Dienstag, 29. Oktober 2013

[Rezension Hanna] Solang die Welt noch schläft von Petra Durst-Benning



☆ Inhalt ☆


Berlin, 1889: Als Tochter des Hufschmieds arbeitet Josefine in der Schmiede ihres Vaters mit. Seit dem Tod ihres Bruders ist das Verhältnis zu ihren Eltern jedoch mehr als schwierig. Erst als ihre Nachbarin Frieda ihr einen Kuraufenthalt im Schwarzwald ermöglicht, lernt Josefine, das Leben wieder zu genießen. Die Luft dort tut ihr gut, und bald entdeckt sie eine für Frauen zu dieser Zeit ungewöhnliche, da verpönte Freizeitbeschäftigung für sich: Das Velofahren! Zurück in Berlin trifft sich Josefine mit ihren Freundinnen Clara und Isabelle, um im Verborgenen Veloziped zu fahren. Doch Josefines Leidenschaft veranlasst sie zu einer folgenschweren Entscheidung…

☆ Meinung ☆


Die ersten Kapitel des Buches spielen im Jahr 1891: Josefine erlebt ihren ersten Tag im Frauengefängnis, in dem sie die nächsten dreieinhalb Jahre verbringen soll. Was hat Josefine verbrochen? Neugierig blickte ich mit Josefine in die Vergangenheit zu ihrer ersten Bekanntschaft mit einem Veloziped, heutzutage besser als Fahrrad bekannt, zurück.

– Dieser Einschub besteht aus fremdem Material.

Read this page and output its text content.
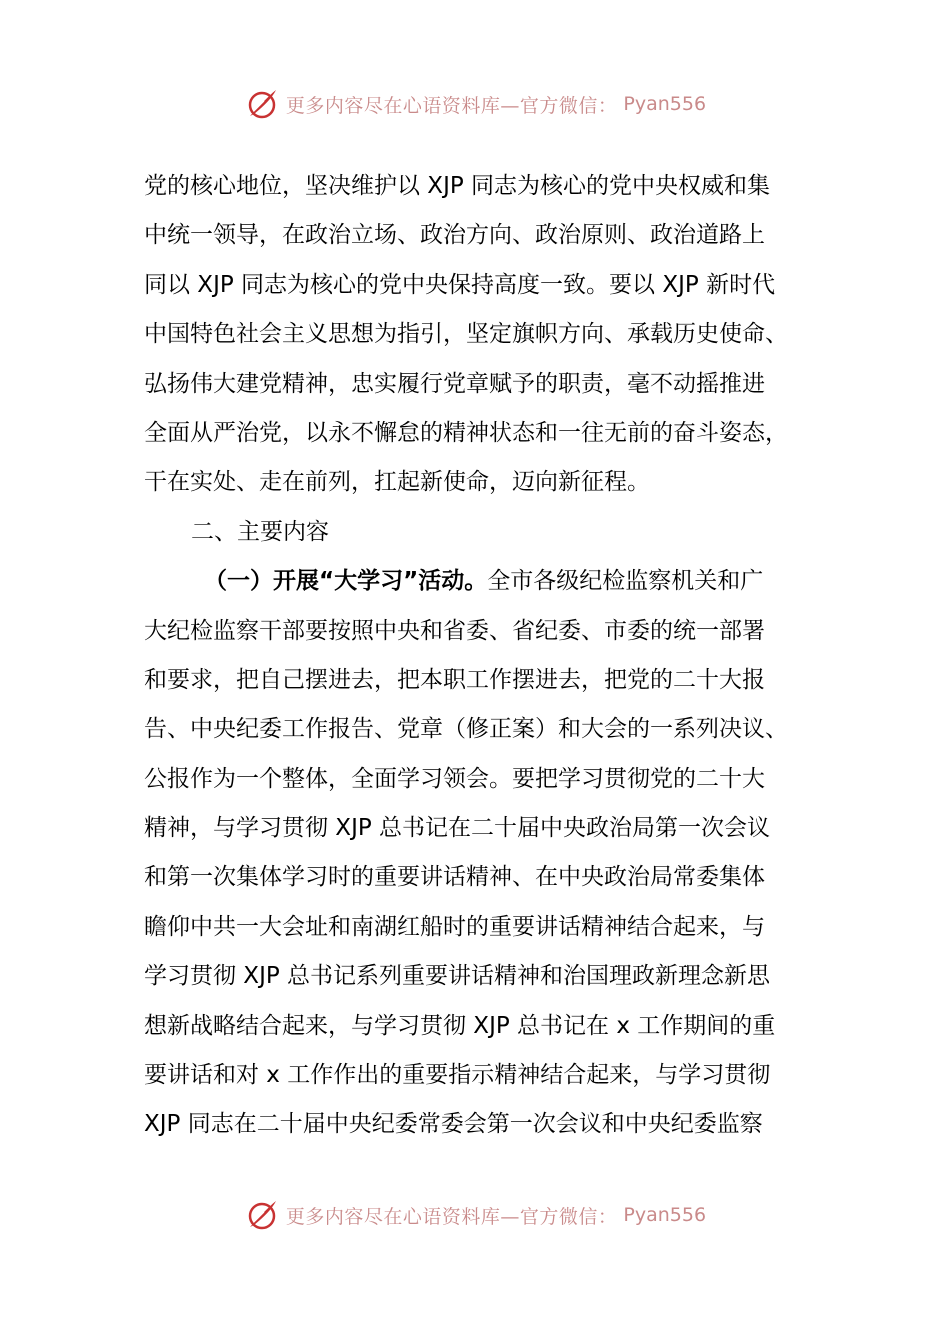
更多内容尽在心语资料库—官方微信： Pyan556
党的核心地位，坚决维护以 XJP 同志为核心的党中央权威和集
中统一领导，在政治立场、政治方向、政治原则、政治道路上
同以 XJP 同志为核心的党中央保持高度一致。要以 XJP 新时代
中国特色社会主义思想为指引，坚定旗帜方向、承载历史使命、
弘扬伟大建党精神，忠实履行党章赋予的职责，毫不动摇推进
全面从严治党，以永不懈怠的精神状态和一往无前的奋斗姿态，
干在实处、走在前列，扛起新使命，迈向新征程。
二、主要内容
（一）开展“大学习”活动。全市各级纪检监察机关和广
大纪检监察干部要按照中央和省委、省纪委、市委的统一部署
和要求，把自己摆进去，把本职工作摆进去，把党的二十大报
告、中央纪委工作报告、党章（修正案）和大会的一系列决议、
公报作为一个整体，全面学习领会。要把学习贯彻党的二十大
精神，与学习贯彻 XJP 总书记在二十届中央政治局第一次会议
和第一次集体学习时的重要讲话精神、在中央政治局常委集体
瞻仰中共一大会址和南湖红船时的重要讲话精神结合起来，与
学习贯彻 XJP 总书记系列重要讲话精神和治国理政新理念新思
想新战略结合起来，与学习贯彻 XJP 总书记在 x 工作期间的重
要讲话和对 x 工作作出的重要指示精神结合起来，与学习贯彻
XJP 同志在二十届中央纪委常委会第一次会议和中央纪委监察
更多内容尽在心语资料库—官方微信： Pyan556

Das Buch startet mit mehreren bedrückenden Ereignissen, die eine recht düstere Atmosphäre aufkommen lassen: Das Gefängnis, ein Brand… Josefine scheint kein beneidenswertes Leben zu führen. Umso schönes war es zu beobachten, wie Josefine ihre Leidenschaft fürs Velofahren entdeckt. Gleichzeitig wird jedoch auch die gesellschaftliche Reaktion auf das Velofahren der Frauen beschrieben. Die ist eher ablehnend – für Frauen ziemt sich so etwas nicht! Doch davon möchte Josefine wie viele andere Frauen nichts wissen. Gut konnte ich nachvollziehen, wie sich die Fahrerinnen beim heimlichen Fahren fühlen mussten.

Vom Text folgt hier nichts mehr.